Amid this swirl, AI has arrived as the most disruptive technological force since the invention of the internet. In the past two years, investors and tech giants have ploughed more than $195 billion into companies building everything from AI friends to customer-service chatbots and, of course, AI-centred devices. They are based on the same core idea: if an AI agent can understand natural language and do what we ask of it — whether it is booking a ticket, managing a calendar or giving advice — is a smartphone the best way to interact with it?
Now, a new breed of start-ups are rethinking our relationship with devices in the AI era. Their first products have hit the market recently — and it has not gone well. The Rabbit R1 — an orange square with a tiny screen centred not on apps but an AI model that responds to voice commands — is “fairly useless”, said Wired magazine this month.
Humane, a start-up run by former Apple designers that raised $240 million last year, was brutalised by reviewers of its AI Pin, a screenless, voice-controlled device, worn on a lapel or shirt, that projects messages onto the wearer’s palm. Marques Brownlee, a prominent tech personality, called it “the worst product I have ever reviewed”. Meta’s Ray-Ban smart glasses, equipped with cameras that see what the wearer sees and are embedded with AI tech that responds to voice commands, were dubbed “inherently creepy” by The Wall Street Journal.

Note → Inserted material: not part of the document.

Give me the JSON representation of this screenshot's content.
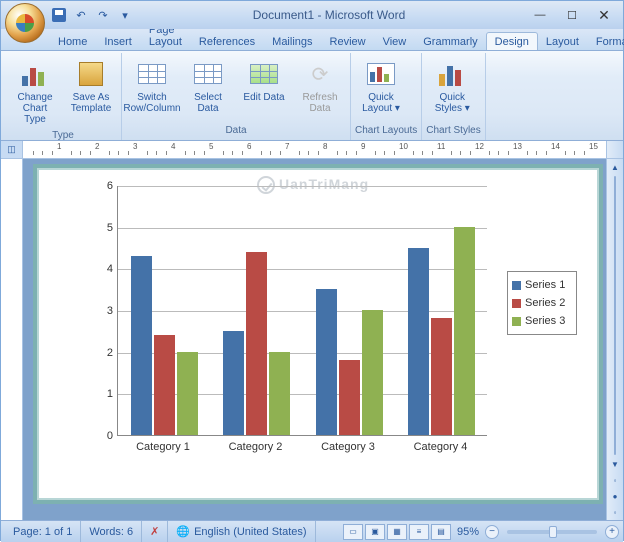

So far, so normal — tech history is littered with false starts and bad ideas — and just because these early products are very bad does not mean AI is no threat to Apple, whose empire is centred on iPhones, the iOS software they run on and the $85 billion a year in sales from app downloads and services tied to its devices.
Indeed, the old concerns about the ability of chief executive Tim Cook to deliver ground-breaking inventions have surfaced anew. In February, the company scrapped Project Titan, its decade-long attempt to build a self-driving electric car. Apple had ploughed billions into the idea, and had 2,000 people working on it by the time it pulled the plug. Meanwhile, sales of its much-hyped Vision Pro mixed-reality goggles, priced at $3,500, have been tepid.
Adding fuel to the fire was Warren Buffett. The legendary investor first bought a stake in Apple in 2016. In 2020, he dubbed it “probably the best business in the world”. This month, he revealed that he had sold about 13 per cent of his Apple holding, reducing it to $135 billion.
That is why the pressure on Cook is immense ahead of Apple’s Worldwide Developers Conference on June 10 — its annual software-focused event where he has promised to make some AI announcements that will “break new ground”. The expectation is that Cook will lay out plans to embed highly capable AI “agents” inside Apple devices — as opposed to the likes of Humane and Rabbit, whose AI products run on far-off data centres and are often plagued by long wait times for answers to simple questions. Last week, it was reported Apple was close to doing a deal with OpenAI to use its ChatGPT technology in its next operating system.
What is certain is that rivals scent a rare opportunity to knock Apple from its throne. Sir Jony Ive, the legendary British designer behind the iPhone, left Apple in 2019 to start his own San Francisco design firm, LoveFrom. He is reportedly seeking to raise up to $1 billion, alongside OpenAI’s Altman, to create a novel “AI-centric” device. Potential investors include SoftBank and Emerson Collective, the firm set up by Laurene Powell Jobs, the billionaire widow of Steve Jobs.
The idea that Steve Jobs’s former right-hand man could build an iPhone killer with cash from Jobs’s own estate is, of course, ironic. But then again, it is hard to stay on top in tech — especially when you’ve been around for half a century.